Full code here (except plotting functions & lines):
Main = pd.read_csv("StockPrices.csv")
Main1 = Main.drop(['Open', 'High', 'Low', 'Volume', 'Turnover', 'Date'], axis=1)
Main2 = Main1.loc[Main1['Equity'] == 'ABN AMRO Bank']
Main2.set_index('Date2', inplace=True)
Main2.index = pd.DatetimeIndex(Main2.index).to_period('D')
Main2 = Main2.drop(['Equity'], axis=1)
Main["Date2"] = pd.to_datetime(Main["Date"])
ts = Main2['Last']
ts_log = np.log(ts)
moving_avg = pd.Series(ts_log).rolling(12).mean()
ts_log_moving_avg_diff = ts_log - moving_avg
ts_log_moving_avg_diff.dropna(inplace=True)
ts_log_diff = ts_log - ts_log.shift()
ts_log_diff.dropna(inplace=True)
decomposition = seasonal_decompose(ts_log, freq=70)
trend = decomposition.trend
seasonal = decomposition.seasonal
residual = decomposition.resid
ts_log_decompose = residual
ts_log_decompose_pd = pd.Series(ts_log_decompose)
ts_log_decompose_pd.dropna(inplace=True)
lag_acf = acf(ts_log_diff, nlags=20)
lag_pacf = pacf(ts_log_diff, nlags=20, method='ols')
model = ARIMA(ts_log, order=(1, 1, 0))
results_AR = model.fit(disp=-1)
model = ARIMA(ts_log, order=(0, 1, 1))
results_MA = model.fit(disp=-1)
model = ARIMA(ts_log, order=(1, 1, 1))
results_ARIMA = model.fit(disp=-1)
predictions_ARIMA_diff = pd.Series(results_ARIMA.fittedvalues, copy=True)
predictions_ARIMA_diff_cumsum = predictions_ARIMA_diff.cumsum()
predictions_ARIMA_log = pd.Series(ts_log.iloc[0], index=ts_log.index)
predictions_ARIMA_log = predictions_ARIMA_log.add(predictions_ARIMA_diff_cumsum, fill_value=0)
predictions_ARIMA = np.exp(predictions_ARIMA_log)
mod = sm.tsa.statespace.SARIMAX(ts_log, order=(1, 1, 1))
results = mod.fit()
pred2 = results.get_forecast(steps=10)
pred2_ci = pred2.conf_int()
print(pred2_ci) >>> this is the problematic line: output gives in-sample forecasts instead of out-of-sample forecasts for an unknown reason…
Please follow the below links to see the images, this issue has been driving me insane for a whole week now, the sample ends in May 2020, but the first supposedly out-of-sample forecast in in 2018 !!!:
This looks like a bug handling data with period indexes that have gaps.

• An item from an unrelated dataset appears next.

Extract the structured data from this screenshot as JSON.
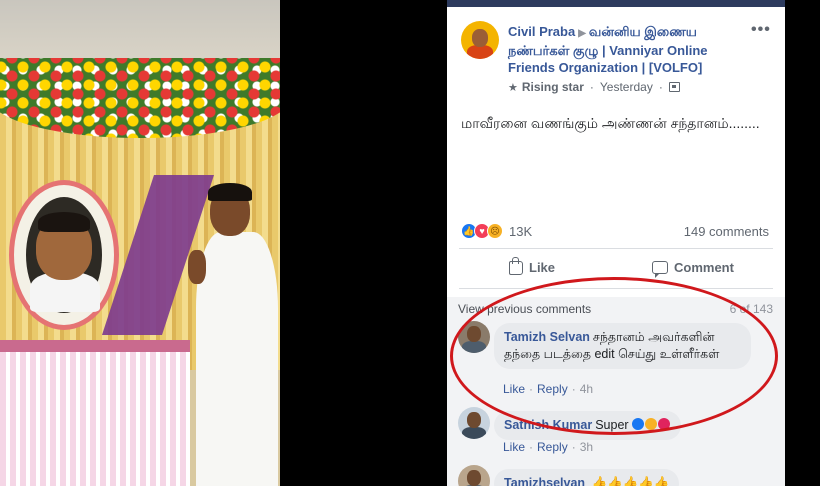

SARIMAX can handle missing values, so you can start with:
new_index = pd.period_range(ts_log.index[0], ts_log.index[-1], freq=ts_log.index.freq)
ts_log = ts_log.reindex(new_index)
I would also think you'd want to use freq='B'
throughout instead of freq='D'
, since stock data usually is only defined at a business day frequency.